When I was at mom’s bedside, she told me she loved me, mentioned a few family concerns, and then in a barely audible voice she said, “I don’t know what to expect.”
This precious little woman, who had spent her life busy with raising a family and helping with the farm, now was unsure of what would happen next. I was surprised by the words.
She taught me to pray when I was quite tiny. “Get on your knees,” she would instruct. “Offer up your pain for the poor souls in purgatory,” she’d suggest. Then, she’d lead us in the Lord’s Prayer. Mom had us pray for family and friends, for anyone suffering, and always for our country. She’d share stories of angels and saints, of miracles and wonders, of midnight visitations and afternoon impressions. This fragile diminutive woman had instructed my siblings and me of the invisible eternal. And, I lived with those images as a child until they became as real to me as the world we see.

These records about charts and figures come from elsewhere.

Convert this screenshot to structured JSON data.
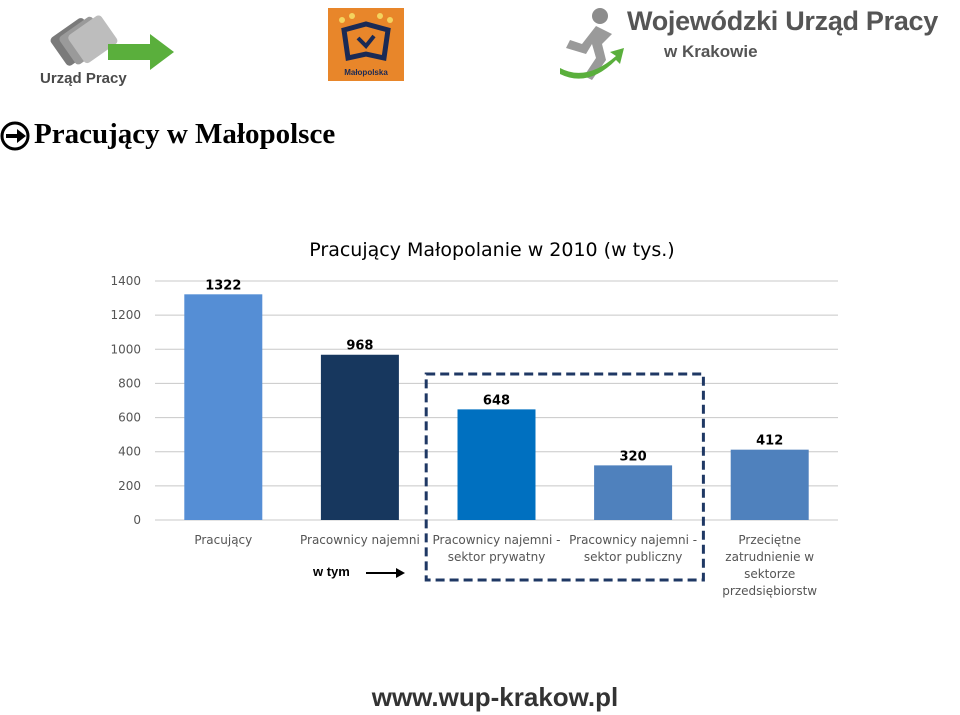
{
  "header": {
    "left_logo_text": "Urząd Pracy",
    "center_logo_text": "Małopolska",
    "right_logo_title": "Wojewódzki Urząd Pracy",
    "right_logo_subtitle": "w Krakowie"
  },
  "page_title": "Pracujący w Małopolsce",
  "chart_data": {
    "type": "bar",
    "title": "Pracujący Małopolanie w 2010 (w tys.)",
    "categories": [
      [
        "Pracujący"
      ],
      [
        "Pracownicy najemni"
      ],
      [
        "Pracownicy najemni -",
        "sektor prywatny"
      ],
      [
        "Pracownicy najemni -",
        "sektor publiczny"
      ],
      [
        "Przeciętne",
        "zatrudnienie w",
        "sektorze",
        "przedsiębiorstw"
      ]
    ],
    "values": [
      1322,
      968,
      648,
      320,
      412
    ],
    "data_labels": [
      "1322",
      "968",
      "648",
      "320",
      "412"
    ],
    "bar_colors": [
      "#558ed5",
      "#17375e",
      "#0070c0",
      "#4f81bd",
      "#4f81bd"
    ],
    "ylim": [
      0,
      1400
    ],
    "yticks": [
      0,
      200,
      400,
      600,
      800,
      1000,
      1200,
      1400
    ],
    "grid": true,
    "legend": "none",
    "annotation": {
      "text": "w tym",
      "highlighted_categories": [
        2,
        3
      ]
    }
  },
  "footer": {
    "url": "www.wup-krakow.pl"
  }
}
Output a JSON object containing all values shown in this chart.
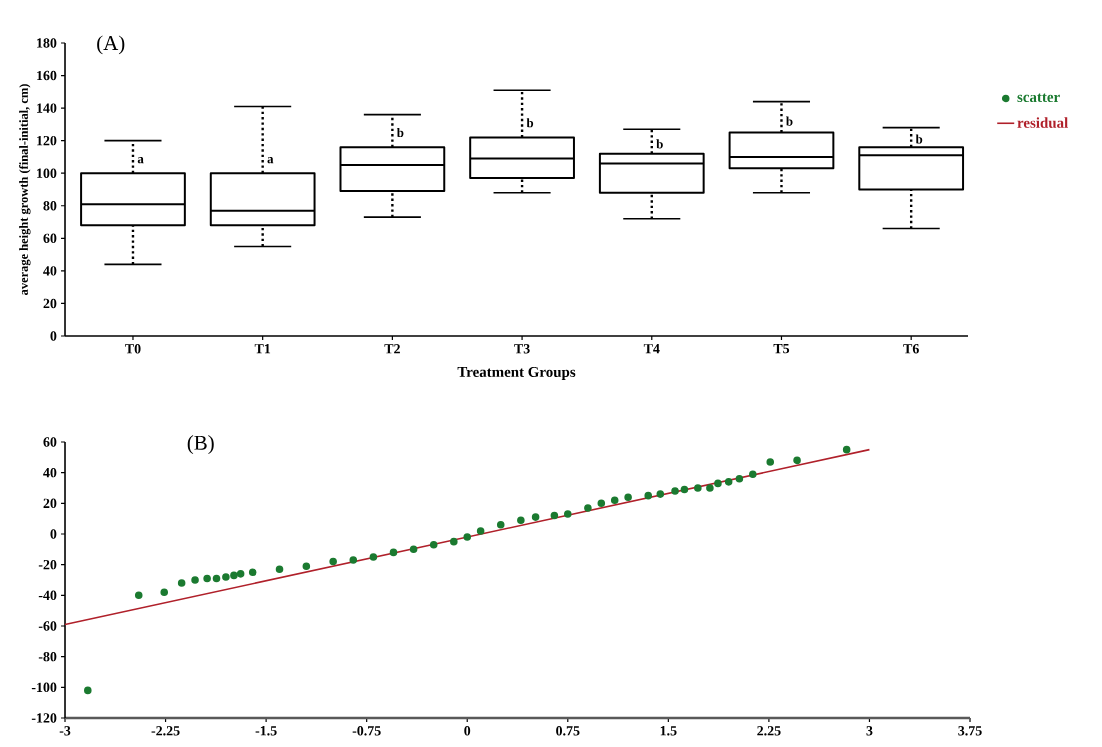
{
  "chart_data": [
    {
      "type": "box",
      "title": "(A)",
      "xlabel": "Treatment Groups",
      "ylabel": "average height growth (final-initial, cm)",
      "categories": [
        "T0",
        "T1",
        "T2",
        "T3",
        "T4",
        "T5",
        "T6"
      ],
      "ylim": [
        0,
        180
      ],
      "yticks": [
        0,
        20,
        40,
        60,
        80,
        100,
        120,
        140,
        160,
        180
      ],
      "boxes": [
        {
          "low": 44,
          "q1": 68,
          "median": 81,
          "q3": 100,
          "high": 120
        },
        {
          "low": 55,
          "q1": 68,
          "median": 77,
          "q3": 100,
          "high": 141
        },
        {
          "low": 73,
          "q1": 89,
          "median": 105,
          "q3": 116,
          "high": 136
        },
        {
          "low": 88,
          "q1": 97,
          "median": 109,
          "q3": 122,
          "high": 151
        },
        {
          "low": 72,
          "q1": 88,
          "median": 106,
          "q3": 112,
          "high": 127
        },
        {
          "low": 88,
          "q1": 103,
          "median": 110,
          "q3": 125,
          "high": 144
        },
        {
          "low": 66,
          "q1": 90,
          "median": 111,
          "q3": 116,
          "high": 128
        }
      ],
      "annotations": [
        {
          "text": "a",
          "x": "T0",
          "y": 108
        },
        {
          "text": "a",
          "x": "T1",
          "y": 108
        },
        {
          "text": "b",
          "x": "T2",
          "y": 125
        },
        {
          "text": "b",
          "x": "T3",
          "y": 131
        },
        {
          "text": "b",
          "x": "T4",
          "y": 118
        },
        {
          "text": "b",
          "x": "T5",
          "y": 132
        },
        {
          "text": "b",
          "x": "T6",
          "y": 121
        }
      ]
    },
    {
      "type": "scatter",
      "title": "(B)",
      "legend": "top right",
      "xlim": [
        -3,
        3.75
      ],
      "xticks": [
        -3,
        -2.25,
        -1.5,
        -0.75,
        0,
        0.75,
        1.5,
        2.25,
        3,
        3.75
      ],
      "ylim": [
        -120,
        60
      ],
      "yticks": [
        -120,
        -100,
        -80,
        -60,
        -40,
        -20,
        0,
        20,
        40,
        60
      ],
      "series": [
        {
          "name": "scatter",
          "marker": "circle",
          "color": "#1b7a30",
          "x": [
            -2.83,
            -2.45,
            -2.26,
            -2.13,
            -2.03,
            -1.94,
            -1.87,
            -1.8,
            -1.74,
            -1.69,
            -1.6,
            -1.4,
            -1.2,
            -1.0,
            -0.85,
            -0.7,
            -0.55,
            -0.4,
            -0.25,
            -0.1,
            0,
            0.1,
            0.25,
            0.4,
            0.51,
            0.65,
            0.75,
            0.9,
            1.0,
            1.1,
            1.2,
            1.35,
            1.44,
            1.55,
            1.62,
            1.72,
            1.81,
            1.87,
            1.95,
            2.03,
            2.13,
            2.26,
            2.46,
            2.83
          ],
          "values": [
            -102,
            -40,
            -38,
            -32,
            -30,
            -29,
            -29,
            -28,
            -27,
            -26,
            -25,
            -23,
            -21,
            -18,
            -17,
            -15,
            -12,
            -10,
            -7,
            -5,
            -2,
            2,
            6,
            9,
            11,
            12,
            13,
            17,
            20,
            22,
            24,
            25,
            26,
            28,
            29,
            30,
            30,
            33,
            34,
            36,
            39,
            47,
            48,
            55
          ]
        },
        {
          "name": "residual",
          "type": "line",
          "marker": "none",
          "color": "#b0202a",
          "x": [
            -3,
            3
          ],
          "values": [
            -59,
            55
          ]
        }
      ]
    }
  ]
}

Yes, I was surprised by mom’s words to me. “I don’t know what to expect.” But then I wondered, did she know? Did she know that I had studied near-death experiences? That I had written of the dying process? Had I ever told her?
I don’t know what to expect. Simple words, but a storm of thoughts followed. I held back my tears and took her hands in mine.
“Mom, I will tell you what friends have said and what the research has shown. The angels are coming soon, mom. You will see them in the light. Just follow their lead. Your sisters will join you, as will your mom and dad and your babies. Your whole family is waiting for you. It will be a wonderful reunion. There will be much joy.”
Her breaths grew slower.
I told her of Charles, a friend I met in my prayer group. He had died twice and because of that, he had no fear of his final death. Through his experiences, he saw that life continues. He spoke of celestial beings, of extraordinary love, of boundless joy. And, he told the prayer group that he looked forward to death.
I shared these things and more. And, as I spoke, her eyes closed, and her breathing slowed. She had fallen back to sleep, to the middle ground between this world and the next. And I wondered, did she really need to know what to expect or did she want me to remember that life never ends?